They also announced their first US tour for three years, due to start in November. First though, they had to complete the album. Miller argued there was something missing from Gimme Shelter, something that would turn good into great. They found what they were looking for in 20-year-old Merry Clayton. Suggested by producer and long-time Stones acolyte Jack Nitzsche, Clayton had made her name through duets and backing vocals for Ray Charles, Burt Bacharach and Elvis Presley, among many others.
She laughingly recalls how she was about to go to bed when she got Nitzsche’s call: “It was almost midnight. I was pregnant at the time and I thought, there’s no way in the world I’m getting out of bed to go down to some studio in the middle of the night.”
But her husband, jazz saxophonist Curtis Amy, talked her into it.

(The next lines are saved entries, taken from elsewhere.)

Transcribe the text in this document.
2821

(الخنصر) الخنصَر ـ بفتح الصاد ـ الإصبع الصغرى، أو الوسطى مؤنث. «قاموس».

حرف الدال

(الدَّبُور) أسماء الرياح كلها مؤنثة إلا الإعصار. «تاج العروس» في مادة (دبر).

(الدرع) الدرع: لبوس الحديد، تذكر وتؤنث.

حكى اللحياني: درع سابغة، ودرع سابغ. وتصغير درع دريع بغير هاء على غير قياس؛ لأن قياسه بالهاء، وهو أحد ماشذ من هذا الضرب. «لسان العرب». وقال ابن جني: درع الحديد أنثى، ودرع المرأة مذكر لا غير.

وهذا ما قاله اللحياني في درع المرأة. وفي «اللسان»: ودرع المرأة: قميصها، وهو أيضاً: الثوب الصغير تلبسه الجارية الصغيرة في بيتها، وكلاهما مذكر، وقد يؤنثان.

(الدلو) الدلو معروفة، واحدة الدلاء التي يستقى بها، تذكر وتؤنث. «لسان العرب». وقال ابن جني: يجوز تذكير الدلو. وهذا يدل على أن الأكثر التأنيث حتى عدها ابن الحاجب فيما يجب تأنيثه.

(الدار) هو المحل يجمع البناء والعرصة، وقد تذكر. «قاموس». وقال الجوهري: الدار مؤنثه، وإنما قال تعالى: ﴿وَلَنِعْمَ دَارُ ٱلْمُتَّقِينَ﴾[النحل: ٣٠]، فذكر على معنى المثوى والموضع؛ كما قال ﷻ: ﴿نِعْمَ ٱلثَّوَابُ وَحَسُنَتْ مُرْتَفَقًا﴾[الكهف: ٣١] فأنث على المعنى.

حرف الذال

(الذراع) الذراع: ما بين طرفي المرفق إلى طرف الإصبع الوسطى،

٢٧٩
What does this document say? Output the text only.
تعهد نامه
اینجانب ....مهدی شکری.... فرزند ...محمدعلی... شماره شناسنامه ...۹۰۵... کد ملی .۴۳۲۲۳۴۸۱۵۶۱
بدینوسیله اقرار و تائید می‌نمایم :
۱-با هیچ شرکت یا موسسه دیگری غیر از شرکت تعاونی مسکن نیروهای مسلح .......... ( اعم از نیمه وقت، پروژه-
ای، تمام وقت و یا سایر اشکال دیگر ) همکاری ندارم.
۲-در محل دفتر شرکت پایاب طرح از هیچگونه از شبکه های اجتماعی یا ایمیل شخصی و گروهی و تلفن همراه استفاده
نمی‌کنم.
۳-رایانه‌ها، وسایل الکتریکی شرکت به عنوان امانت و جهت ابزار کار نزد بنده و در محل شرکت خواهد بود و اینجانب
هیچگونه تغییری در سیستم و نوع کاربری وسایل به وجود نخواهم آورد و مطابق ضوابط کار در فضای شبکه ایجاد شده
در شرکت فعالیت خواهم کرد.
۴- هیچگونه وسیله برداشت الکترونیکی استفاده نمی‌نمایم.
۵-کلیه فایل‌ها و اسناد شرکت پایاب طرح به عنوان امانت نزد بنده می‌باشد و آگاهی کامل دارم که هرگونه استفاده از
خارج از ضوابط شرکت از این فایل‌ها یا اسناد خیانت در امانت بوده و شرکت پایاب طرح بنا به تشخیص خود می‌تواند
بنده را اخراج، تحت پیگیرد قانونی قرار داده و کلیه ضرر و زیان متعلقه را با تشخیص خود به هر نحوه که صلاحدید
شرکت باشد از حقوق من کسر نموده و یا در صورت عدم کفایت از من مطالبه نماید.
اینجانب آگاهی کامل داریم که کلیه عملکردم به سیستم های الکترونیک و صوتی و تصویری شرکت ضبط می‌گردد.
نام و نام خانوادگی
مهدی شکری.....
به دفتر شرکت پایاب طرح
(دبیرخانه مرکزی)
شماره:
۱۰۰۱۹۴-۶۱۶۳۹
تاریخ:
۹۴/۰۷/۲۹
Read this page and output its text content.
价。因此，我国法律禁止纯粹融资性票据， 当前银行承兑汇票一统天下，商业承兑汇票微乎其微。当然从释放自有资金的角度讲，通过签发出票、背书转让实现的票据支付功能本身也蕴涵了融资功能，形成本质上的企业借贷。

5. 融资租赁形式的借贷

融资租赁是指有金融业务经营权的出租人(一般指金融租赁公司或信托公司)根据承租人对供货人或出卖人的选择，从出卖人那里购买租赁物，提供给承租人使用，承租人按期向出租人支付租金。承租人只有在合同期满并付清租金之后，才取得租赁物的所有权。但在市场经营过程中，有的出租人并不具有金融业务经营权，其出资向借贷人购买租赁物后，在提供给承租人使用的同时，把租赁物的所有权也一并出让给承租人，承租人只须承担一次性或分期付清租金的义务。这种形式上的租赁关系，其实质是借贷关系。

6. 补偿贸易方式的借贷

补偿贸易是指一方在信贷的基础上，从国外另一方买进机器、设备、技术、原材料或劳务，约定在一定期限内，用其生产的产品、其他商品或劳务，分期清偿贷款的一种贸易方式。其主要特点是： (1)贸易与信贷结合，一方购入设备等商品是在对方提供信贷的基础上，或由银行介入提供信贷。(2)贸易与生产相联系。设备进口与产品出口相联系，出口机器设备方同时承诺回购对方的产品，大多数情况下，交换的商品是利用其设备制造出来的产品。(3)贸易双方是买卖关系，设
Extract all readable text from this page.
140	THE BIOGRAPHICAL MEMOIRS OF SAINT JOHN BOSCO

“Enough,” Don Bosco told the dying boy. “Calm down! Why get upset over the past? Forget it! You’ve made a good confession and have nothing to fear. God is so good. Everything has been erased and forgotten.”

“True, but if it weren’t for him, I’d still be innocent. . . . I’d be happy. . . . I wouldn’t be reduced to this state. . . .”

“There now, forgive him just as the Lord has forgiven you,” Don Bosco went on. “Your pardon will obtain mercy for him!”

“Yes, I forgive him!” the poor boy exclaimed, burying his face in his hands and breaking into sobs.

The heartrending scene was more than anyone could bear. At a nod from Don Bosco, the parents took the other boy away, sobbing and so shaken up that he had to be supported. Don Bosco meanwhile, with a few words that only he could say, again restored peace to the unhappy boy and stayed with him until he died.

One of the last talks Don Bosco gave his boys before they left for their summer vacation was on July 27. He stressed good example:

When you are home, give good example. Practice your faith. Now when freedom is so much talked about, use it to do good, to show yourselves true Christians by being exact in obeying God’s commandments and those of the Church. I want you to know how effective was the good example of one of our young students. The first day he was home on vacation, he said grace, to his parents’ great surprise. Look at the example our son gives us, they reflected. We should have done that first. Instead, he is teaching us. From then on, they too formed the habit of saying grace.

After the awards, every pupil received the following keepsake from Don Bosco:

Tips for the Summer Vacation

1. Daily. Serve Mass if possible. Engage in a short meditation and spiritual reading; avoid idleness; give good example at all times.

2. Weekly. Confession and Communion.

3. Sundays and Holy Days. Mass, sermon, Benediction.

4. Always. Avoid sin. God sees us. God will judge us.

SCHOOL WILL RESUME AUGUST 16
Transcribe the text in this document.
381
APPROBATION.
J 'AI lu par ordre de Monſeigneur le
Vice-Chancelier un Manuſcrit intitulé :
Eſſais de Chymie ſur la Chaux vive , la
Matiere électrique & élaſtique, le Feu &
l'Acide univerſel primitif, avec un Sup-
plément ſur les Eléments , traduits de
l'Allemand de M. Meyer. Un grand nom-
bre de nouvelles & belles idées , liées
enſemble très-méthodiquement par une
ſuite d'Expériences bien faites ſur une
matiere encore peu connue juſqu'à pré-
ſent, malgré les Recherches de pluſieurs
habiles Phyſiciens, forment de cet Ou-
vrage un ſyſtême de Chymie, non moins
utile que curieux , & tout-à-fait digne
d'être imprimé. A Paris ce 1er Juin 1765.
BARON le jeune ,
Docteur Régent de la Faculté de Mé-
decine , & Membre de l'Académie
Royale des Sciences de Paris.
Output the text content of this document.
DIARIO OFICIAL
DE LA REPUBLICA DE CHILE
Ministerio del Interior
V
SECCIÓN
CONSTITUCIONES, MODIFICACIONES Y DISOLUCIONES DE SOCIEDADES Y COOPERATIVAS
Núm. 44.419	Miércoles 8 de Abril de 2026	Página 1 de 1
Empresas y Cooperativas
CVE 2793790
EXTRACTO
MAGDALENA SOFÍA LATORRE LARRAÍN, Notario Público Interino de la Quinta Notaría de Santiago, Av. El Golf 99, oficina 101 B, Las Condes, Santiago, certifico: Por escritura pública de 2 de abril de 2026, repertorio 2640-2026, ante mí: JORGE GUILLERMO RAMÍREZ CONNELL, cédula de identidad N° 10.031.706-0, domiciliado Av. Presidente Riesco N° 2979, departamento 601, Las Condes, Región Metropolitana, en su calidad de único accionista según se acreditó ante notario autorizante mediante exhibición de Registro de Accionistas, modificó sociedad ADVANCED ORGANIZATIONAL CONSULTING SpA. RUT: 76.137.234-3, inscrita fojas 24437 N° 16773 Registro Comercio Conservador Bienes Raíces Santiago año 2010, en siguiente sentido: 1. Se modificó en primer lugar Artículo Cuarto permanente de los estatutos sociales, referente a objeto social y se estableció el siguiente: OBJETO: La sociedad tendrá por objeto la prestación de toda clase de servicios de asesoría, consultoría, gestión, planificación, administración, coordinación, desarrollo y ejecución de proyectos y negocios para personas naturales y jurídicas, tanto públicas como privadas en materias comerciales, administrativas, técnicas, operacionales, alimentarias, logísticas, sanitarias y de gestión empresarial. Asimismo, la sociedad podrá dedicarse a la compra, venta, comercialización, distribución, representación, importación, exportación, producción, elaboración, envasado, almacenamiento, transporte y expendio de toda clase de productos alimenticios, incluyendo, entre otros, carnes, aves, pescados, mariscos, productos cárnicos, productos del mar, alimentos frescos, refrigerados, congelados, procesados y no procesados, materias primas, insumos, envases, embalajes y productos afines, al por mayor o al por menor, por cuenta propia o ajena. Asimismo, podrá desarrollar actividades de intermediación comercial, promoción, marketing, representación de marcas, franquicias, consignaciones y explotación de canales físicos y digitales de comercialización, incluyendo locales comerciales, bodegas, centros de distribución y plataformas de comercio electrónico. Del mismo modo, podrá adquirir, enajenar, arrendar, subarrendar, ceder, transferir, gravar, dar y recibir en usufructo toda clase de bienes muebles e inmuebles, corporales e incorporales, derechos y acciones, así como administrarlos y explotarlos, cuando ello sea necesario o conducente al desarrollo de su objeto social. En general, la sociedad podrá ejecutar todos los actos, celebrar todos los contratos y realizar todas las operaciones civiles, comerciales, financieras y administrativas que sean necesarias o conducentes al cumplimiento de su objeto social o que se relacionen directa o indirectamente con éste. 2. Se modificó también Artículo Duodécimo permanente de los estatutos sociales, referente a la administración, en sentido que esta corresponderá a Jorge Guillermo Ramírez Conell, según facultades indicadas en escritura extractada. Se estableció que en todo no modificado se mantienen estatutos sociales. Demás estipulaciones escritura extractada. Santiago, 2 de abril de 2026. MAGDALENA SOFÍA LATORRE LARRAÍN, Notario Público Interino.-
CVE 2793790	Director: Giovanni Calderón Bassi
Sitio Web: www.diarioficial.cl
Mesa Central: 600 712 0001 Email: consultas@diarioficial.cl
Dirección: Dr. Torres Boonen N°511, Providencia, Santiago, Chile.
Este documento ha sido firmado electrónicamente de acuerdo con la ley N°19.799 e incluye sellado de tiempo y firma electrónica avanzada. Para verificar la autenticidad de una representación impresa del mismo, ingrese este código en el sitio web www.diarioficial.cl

“I’m wearing these beautiful pink pyjamas, my hair was up in rollers. But I took this Chanel scarf, wrapped it round the rollers so it looked really cute, went to the bathroom and put on a little lip blush – ’cos there’s no way I’m going to the studio other than beautiful!” Throwing a fur coat around her shoulders, she turned up at the studio “ready to work”. She admits to being somewhat nonplussed when she read the lyrics Jagger handed to her.
“I’m like, ‘Rape, murder…’? You sure that’s what you want me to sing, honey? He’s just laughing. Him and Keith.”
They began the session, and the effect was instant. “You listen to the original tape you can hear Mick whooping and hollering in the background,” Merry says.
Of course, there would be a grim postscript to the story of Gimme Shelter. While it became the most praised album-only track in the Stones canon – “The cleverest amalgam of powerful sounds the Stones have yet created,” reckoned International Times; “Ecstatic, ironic, all-powerful, an erotic exorcism for a doomed decade,” claimed Newsweek – it also became the emblem of the moment when the 60s dream flared into the 70s nightmare.
Released on the same day in December 1969 as the Stones’ ill-starred, bad-acid-and-cheap-wine appearance at Altamont Speedway in northern California, at which teenager Meredith Hunter was stabbed to death by Hells Angels, Gimme Shelter would also become the all-too appropriate title of the Maysles brothers’ documentary film of that debacle: the moment when the Stones’ music seemed to become a mythic force unto itself. Or as Albert Goldman put it: “An obsessively lovely specimen of tribal rock… rainmaking music [repeating] over an endless drone until it has soaked its way through your soul.”